Imagine that a massive ice sheet covered Canada and oozed down over a large part of the northern United States, like icing spilling down the side of a cake.

That was the situation, somewhere between 19,000 and 26,000 years ago. The ice sheet covered land all the way south to modern-day Pennsylvania, Ohio, Indiana, Michigan, and Wisconsin.

It’s fascinating to picture, but the critical aspect to us today is what happened to the land when that ice sheet melted. And how does that affect modern-day sea-level rise and sinking land.

Ph.D. candidate Karen Williams embarked on computer modeling research to find out about the Earth’s changes after the ice melted. Working with her advisor, Associate Professor D. Sarah Stamps in the Department of Geosciences and collaborators Daniele Melini of the Istituto Nazionale di Geofisica e Vulcanologia in Italy and Giorgio Spada of the Dipartimento di Fisica e Astronomia at the Università di Bologna, Italy, their results were recently published in the Journal of Geophysical Research.

What they found: Ups and downs

Williams used computational modeling to assess the impact of the melting of the Laurentide ice sheet on present-day vertical land motions.
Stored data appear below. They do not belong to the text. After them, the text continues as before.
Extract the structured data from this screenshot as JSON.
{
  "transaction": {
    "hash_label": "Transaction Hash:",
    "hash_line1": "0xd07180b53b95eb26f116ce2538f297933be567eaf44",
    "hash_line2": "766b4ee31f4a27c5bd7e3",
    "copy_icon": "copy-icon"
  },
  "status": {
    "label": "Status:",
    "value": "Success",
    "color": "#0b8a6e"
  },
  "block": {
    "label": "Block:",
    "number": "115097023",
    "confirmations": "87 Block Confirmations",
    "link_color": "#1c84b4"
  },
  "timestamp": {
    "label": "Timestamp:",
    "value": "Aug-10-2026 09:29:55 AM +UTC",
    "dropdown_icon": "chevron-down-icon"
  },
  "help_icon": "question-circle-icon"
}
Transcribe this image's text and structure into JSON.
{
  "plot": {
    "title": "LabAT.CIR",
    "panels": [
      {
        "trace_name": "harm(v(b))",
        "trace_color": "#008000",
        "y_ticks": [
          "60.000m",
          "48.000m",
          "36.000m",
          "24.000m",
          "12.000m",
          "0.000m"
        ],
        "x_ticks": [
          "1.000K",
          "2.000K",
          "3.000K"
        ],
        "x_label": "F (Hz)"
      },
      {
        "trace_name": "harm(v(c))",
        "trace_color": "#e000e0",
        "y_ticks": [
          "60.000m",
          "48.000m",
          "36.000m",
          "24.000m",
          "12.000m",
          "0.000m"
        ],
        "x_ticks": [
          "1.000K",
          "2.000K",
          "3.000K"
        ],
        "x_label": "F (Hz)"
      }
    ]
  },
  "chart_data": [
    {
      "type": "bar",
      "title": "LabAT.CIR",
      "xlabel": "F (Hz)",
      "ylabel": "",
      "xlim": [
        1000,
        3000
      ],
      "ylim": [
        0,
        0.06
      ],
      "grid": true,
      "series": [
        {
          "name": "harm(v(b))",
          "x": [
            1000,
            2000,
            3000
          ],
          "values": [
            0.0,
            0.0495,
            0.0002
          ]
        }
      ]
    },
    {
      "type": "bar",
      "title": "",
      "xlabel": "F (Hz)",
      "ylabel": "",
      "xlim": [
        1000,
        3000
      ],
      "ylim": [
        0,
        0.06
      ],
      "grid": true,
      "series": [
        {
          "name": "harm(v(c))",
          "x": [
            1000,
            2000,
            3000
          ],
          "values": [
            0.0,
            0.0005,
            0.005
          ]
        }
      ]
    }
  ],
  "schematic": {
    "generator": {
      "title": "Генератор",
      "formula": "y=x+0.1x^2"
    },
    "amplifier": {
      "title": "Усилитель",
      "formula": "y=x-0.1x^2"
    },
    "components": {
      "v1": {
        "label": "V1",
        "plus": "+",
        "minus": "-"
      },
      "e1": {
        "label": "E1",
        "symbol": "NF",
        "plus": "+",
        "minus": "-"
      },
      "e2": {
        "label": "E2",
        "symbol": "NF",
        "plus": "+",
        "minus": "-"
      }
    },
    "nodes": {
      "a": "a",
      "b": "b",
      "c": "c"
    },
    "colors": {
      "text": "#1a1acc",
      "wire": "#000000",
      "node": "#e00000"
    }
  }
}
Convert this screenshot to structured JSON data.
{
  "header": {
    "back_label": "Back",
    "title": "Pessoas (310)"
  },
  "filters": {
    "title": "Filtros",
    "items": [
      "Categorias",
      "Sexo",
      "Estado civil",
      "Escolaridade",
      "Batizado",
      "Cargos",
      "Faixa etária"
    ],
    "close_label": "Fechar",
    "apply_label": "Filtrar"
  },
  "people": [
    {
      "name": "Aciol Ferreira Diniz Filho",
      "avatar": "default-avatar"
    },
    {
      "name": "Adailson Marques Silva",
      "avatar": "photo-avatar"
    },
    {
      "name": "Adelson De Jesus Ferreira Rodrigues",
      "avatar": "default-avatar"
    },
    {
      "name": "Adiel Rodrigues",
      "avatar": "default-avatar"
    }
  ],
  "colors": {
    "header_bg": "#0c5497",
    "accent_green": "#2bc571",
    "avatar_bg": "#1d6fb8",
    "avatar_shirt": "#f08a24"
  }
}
She tested various assumptions about how the ice sheet’s melting affected the Earth, oceans, and gravitational field. The scientific term for how the solid Earth responds to this melting is “glacial isostatic adjustment.” And by “various assumptions,” they simulated how their results depend upon the internal structure of the Earth through nearly 130,000 computational simulations.

“We see a general pattern of downward movements (causing relative sea-level rise) in the eastern United States region,” the authors said.

In eastern Canada, it was the opposite: upward movements causing a lowering of the relative sea-level.

Why land rises or sinks

The reasons for sinking land really start to make sense if you look at what the models suggest versus what you see happening today.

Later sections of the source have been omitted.